“We wanted to make sure our local host teams were able to give people the answer right off the bat when they had a question – and that also means talking to them in a different language,” says Greg Nelson, Director of Communications for the Oregon-Idaho Conference, discussing how volunteer teams at the General Conference, beginning in Portland on May 10, will be greeting and directing thousands of attendees from around the globe.
“One of the things about General Conference, because it happens every four years, there’s always a new wave of technology,” explains Nelson. “So without too much expense, we were able to set up some Android tablets that each of our hotel stations will have, each of our information booths will have, and the team out at the airport has. By using open source products like Google Translate, we’re able to put tools in people’s hands that can help them do their job and answer questions for people.”
Click here to listen to the conversation with Greg Nelson
Although Nelson says just using certain universal hand gestures can be enough to help assist some visitors who speak different languages, the Google Translate app is helpful when better communication is needed. “You can just speak into the iPad, or if you have it on your phone you can speak right into it. You tell it what language, and it will translate it back. Then you can even tap that and it will speak it for you. Or you can then hold the phone so that other people can read what was put there,” he says.
They were fortunate to have been able to get the tablets that the volunteer teams are using at a great price. “We found at Best Buy, on sale, a $39 tablet that would do the basic job of what we needed to do. So I ran around to every Best Buy in the Greater Portland/Salem area, and after I bought all of them out, I then went online and they wouldn’t let me buy enough, so I had to establish a business account. Anyway, we ended up buying 32 of these tablets for $40 bucks each. And I’ve been sitting each evening working on a few at home, cloning them and setting up the desktops with a basic set of tools.”

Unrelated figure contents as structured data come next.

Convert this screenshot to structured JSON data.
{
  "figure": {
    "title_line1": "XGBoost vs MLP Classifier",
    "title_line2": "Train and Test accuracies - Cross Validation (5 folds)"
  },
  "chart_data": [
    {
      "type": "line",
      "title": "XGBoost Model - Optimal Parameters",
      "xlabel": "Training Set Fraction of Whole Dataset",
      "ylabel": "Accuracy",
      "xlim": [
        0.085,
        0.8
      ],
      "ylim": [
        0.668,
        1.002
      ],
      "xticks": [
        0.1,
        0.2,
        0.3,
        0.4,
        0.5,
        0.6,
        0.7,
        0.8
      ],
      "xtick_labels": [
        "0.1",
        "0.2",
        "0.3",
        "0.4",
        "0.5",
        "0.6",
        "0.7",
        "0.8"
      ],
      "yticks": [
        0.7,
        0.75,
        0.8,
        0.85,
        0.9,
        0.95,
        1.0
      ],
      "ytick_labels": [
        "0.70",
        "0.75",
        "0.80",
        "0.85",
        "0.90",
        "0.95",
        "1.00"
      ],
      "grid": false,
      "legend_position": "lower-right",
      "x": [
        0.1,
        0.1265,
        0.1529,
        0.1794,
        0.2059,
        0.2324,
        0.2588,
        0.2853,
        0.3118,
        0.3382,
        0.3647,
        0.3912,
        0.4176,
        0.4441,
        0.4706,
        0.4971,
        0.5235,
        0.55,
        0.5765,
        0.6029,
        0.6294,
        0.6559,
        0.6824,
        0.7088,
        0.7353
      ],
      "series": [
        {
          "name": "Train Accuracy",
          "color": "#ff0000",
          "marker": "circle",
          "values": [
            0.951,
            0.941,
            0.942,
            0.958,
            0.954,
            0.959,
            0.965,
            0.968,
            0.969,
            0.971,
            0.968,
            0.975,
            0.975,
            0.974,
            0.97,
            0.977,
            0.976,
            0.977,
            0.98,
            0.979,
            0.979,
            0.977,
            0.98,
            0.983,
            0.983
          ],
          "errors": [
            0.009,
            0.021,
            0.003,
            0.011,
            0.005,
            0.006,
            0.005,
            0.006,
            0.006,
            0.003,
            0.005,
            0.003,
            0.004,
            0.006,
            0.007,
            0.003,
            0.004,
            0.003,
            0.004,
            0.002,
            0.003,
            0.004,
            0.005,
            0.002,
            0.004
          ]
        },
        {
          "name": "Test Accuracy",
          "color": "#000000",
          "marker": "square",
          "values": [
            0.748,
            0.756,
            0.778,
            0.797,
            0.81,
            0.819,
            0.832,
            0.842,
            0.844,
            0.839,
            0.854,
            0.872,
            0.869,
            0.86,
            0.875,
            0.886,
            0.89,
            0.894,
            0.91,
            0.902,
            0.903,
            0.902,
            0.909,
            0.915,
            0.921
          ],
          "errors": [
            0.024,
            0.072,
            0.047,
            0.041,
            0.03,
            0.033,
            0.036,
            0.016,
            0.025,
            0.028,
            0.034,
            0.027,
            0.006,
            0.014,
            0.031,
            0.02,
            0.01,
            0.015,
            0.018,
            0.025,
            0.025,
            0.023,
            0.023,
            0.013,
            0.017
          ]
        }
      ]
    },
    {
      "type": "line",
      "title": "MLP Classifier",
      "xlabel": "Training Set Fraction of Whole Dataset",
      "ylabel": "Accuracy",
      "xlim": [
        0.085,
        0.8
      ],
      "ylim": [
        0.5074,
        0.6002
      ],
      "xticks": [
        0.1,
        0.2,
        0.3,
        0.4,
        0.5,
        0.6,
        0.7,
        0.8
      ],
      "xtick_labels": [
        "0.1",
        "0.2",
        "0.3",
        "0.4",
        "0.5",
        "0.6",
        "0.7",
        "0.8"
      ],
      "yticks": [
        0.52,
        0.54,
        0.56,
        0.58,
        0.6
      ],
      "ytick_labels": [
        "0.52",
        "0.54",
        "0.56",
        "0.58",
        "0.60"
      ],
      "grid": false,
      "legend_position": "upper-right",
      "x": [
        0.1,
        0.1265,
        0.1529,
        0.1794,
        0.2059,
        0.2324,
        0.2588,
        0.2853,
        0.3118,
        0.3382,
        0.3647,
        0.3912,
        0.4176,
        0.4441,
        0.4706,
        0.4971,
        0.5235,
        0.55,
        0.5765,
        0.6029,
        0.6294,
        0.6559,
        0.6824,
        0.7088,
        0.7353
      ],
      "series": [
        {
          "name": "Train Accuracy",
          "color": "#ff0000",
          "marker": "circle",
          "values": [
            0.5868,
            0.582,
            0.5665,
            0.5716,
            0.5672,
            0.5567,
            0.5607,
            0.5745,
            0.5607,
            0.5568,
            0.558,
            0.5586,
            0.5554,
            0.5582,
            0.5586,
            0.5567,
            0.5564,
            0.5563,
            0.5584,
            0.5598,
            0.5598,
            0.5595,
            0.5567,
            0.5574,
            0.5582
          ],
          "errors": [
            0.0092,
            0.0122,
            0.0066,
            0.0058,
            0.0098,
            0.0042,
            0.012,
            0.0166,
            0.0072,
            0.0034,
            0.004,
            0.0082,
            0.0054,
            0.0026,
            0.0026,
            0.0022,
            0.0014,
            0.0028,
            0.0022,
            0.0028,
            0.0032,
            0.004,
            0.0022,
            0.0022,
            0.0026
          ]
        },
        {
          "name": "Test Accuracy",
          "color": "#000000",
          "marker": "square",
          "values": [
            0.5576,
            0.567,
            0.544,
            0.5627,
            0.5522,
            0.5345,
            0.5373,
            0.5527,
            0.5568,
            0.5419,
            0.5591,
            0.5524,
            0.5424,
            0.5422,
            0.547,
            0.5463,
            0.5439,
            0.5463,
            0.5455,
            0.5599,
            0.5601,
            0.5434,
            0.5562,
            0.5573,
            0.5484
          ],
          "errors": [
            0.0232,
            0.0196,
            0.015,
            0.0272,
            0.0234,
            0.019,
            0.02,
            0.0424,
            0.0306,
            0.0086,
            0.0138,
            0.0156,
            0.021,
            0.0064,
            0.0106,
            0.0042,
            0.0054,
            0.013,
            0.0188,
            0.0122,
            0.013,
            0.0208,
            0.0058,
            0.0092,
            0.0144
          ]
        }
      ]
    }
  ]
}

Those tools include things like Google Maps for directions, Zomato for restaurant recommendations, Portland Art Trekker for finding local art, and Yelp for finding just about everything else. A TriMet/MAX Line app makes it possible to know when the next train is coming and how to get where you want to go via public transportation. “There’s a whole set of apps that we have made available. I was out at the airport and I noticed that the team there had already added a flight stats app, so they could check on the flights that were delayed.”
At the convention center, the technology will continue to play a role. “Instead of having one information booth, where people might come to ask questions, we’re going to have six mobile information booths that will be set up as a little cart with a flag going up that says ‘Have questions?’ They’ll have a supply of handouts and things for people, but they’ll also have these mobile tools to help them answer questions for folks about where they can go and what they can do.”

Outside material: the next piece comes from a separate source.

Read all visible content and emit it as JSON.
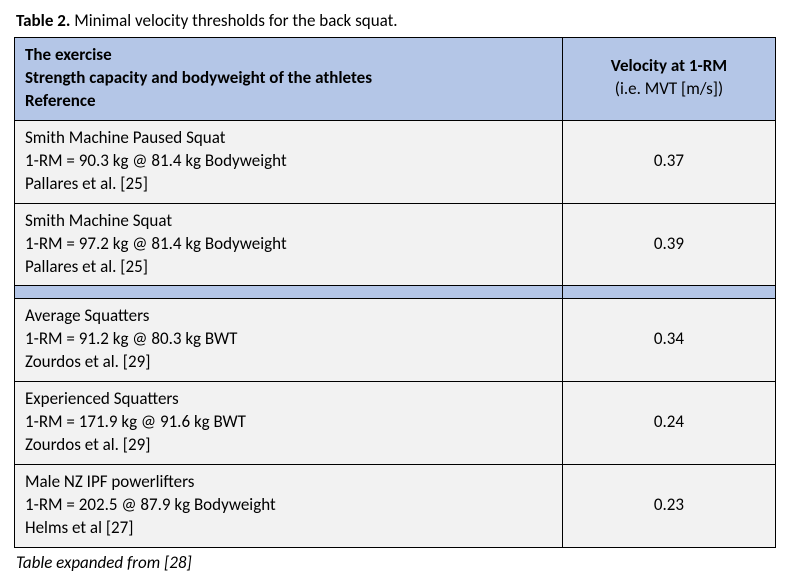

Nelson points out, “It used to be that an information desk would have a notebook that’s filled with menus and maps and directions and suggestions and lists of phone numbers. Instead, we said, ‘How can we do that without having to print all that stuff and have a notebook?’ Now we do have some notebooks with information like that, but we’ve also said, you know a lot of it’s just online, and we can make use of all these tools that are out there, because that’s what people are using anyway, and we’ve tried to leverage that.”
“We’ve done the same thing with our training,” he adds. “We have a web page for our teams to train on, and we’ve told all our volunteers please go watch this video online before you come, and that gets their first step of their training.” That bit of ‘online training’ lets volunteers know where to meet, what to expect, and other guidelines. “So we can give them that even before they get in the door, and then give them a short, on-site training and disperse them to their work areas for a final training.”
It takes a lot of volunteer support to help with an event as big as the General Conference. “We have over 620 people scheduled to work volunteer shifts, and the number of shifts is in the thousands,” Nelson reveals. “We’ve drawn from not only all of the state, but all of our episcopal area, including Pacific Northwest and Alaska. We’ve also drawn from the entire Western jurisdiction, in terms of inviting people to come and be volunteers. But we’ve also gotten people from all over the country and the world.”
They have the volunteers, and now they have the tools they need. So are they ready?
“We think we’re ready for people to arrive, but there’s always more you wish you could do,” acknowledges Nelson. “You have dreams about what you could do to really offer extravagant hospitality, and you try to plan for that. But then reality strikes at some point, and when the event comes, the event is gonna come, and we continue to work with things as they are.”
Well, with the help of volunteers armed with tablets and informative apps, it sounds like everyone visiting the General Conference is in good hands!